If this is the first you've read about this - I suggest you click on the hyperlink above as I have detailed this initiative in several past posts.
Ok - here is the bottom line as I understand it from first and brief glance.
The recommendation that the IOM is giving to the FDA for final rule is this:
* Items to highlight
- Saturated and Trans fat
- Calories (per household serving size - i.e. 1/2 cup)
- Added Sugars <<
- pretty much everything (snacks, cereals, dairy, breads. packaged foods, meats - everything)
- bulk foods and produce will have shelf tags (instead of a FOP label)
- They did not choose the multiple traffic light,however the proposed label has three circles and each circle may receive a check (see below)

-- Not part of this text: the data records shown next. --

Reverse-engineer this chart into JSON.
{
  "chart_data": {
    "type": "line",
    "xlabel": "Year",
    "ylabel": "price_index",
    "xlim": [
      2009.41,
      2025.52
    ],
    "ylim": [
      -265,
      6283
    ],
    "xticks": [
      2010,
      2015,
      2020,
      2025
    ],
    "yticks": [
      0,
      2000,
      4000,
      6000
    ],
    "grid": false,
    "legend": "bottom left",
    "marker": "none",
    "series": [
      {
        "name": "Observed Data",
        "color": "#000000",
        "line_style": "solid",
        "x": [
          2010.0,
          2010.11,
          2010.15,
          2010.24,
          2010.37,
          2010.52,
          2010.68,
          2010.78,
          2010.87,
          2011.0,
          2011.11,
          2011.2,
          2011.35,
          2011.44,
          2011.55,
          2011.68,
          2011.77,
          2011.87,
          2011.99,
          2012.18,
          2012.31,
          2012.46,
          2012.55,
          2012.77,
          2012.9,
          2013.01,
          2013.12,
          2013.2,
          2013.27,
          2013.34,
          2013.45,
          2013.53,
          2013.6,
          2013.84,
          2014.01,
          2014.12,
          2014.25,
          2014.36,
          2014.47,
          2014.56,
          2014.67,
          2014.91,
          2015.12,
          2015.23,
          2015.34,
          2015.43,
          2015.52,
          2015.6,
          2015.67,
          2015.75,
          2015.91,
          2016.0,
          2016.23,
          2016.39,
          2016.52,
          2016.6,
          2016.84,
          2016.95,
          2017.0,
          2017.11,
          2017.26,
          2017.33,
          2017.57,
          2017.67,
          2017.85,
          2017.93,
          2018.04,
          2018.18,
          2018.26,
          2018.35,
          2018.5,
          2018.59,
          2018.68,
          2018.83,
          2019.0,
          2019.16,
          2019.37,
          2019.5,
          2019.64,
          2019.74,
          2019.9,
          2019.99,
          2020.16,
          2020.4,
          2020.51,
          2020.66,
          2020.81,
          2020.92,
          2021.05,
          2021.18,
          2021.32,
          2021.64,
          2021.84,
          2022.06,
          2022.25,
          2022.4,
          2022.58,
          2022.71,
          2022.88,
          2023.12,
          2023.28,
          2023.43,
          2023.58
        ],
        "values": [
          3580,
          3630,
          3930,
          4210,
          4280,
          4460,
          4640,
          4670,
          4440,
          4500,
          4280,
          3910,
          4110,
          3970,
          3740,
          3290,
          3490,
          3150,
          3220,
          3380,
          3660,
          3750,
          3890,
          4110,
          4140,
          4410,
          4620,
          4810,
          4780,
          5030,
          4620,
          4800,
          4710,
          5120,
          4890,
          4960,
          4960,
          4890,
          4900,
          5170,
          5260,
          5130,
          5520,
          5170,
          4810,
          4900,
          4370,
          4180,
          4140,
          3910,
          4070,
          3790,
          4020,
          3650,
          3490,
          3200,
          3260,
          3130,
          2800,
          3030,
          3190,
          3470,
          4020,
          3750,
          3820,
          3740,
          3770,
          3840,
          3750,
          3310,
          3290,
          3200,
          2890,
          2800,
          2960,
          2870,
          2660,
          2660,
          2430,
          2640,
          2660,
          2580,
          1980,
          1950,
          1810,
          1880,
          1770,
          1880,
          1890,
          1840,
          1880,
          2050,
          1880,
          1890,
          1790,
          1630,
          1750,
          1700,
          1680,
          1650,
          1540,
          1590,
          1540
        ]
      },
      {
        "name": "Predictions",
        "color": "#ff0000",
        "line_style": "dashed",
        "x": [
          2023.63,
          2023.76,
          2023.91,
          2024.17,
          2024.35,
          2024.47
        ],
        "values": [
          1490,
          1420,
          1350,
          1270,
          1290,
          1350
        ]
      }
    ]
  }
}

- Each item (combined trans/sat fat, sodium, sugar) has a set criteria of the maximum amount a serving can have and be considered healthy (I haven't read the qualifiers yet). For trans fat it is usually zero. Anyways, if it meets the BEST category it gets a point or check - if it does not, it gets a zero. In the food category of cereal for example, the choices with 3 checks or 3 points will be healthier than a cereal with 2, 1, or zero.
I am very excited that we are making progress - as you know, I get very frustrated at the lack of consistent and complete, nutrient transparency when I am shopping.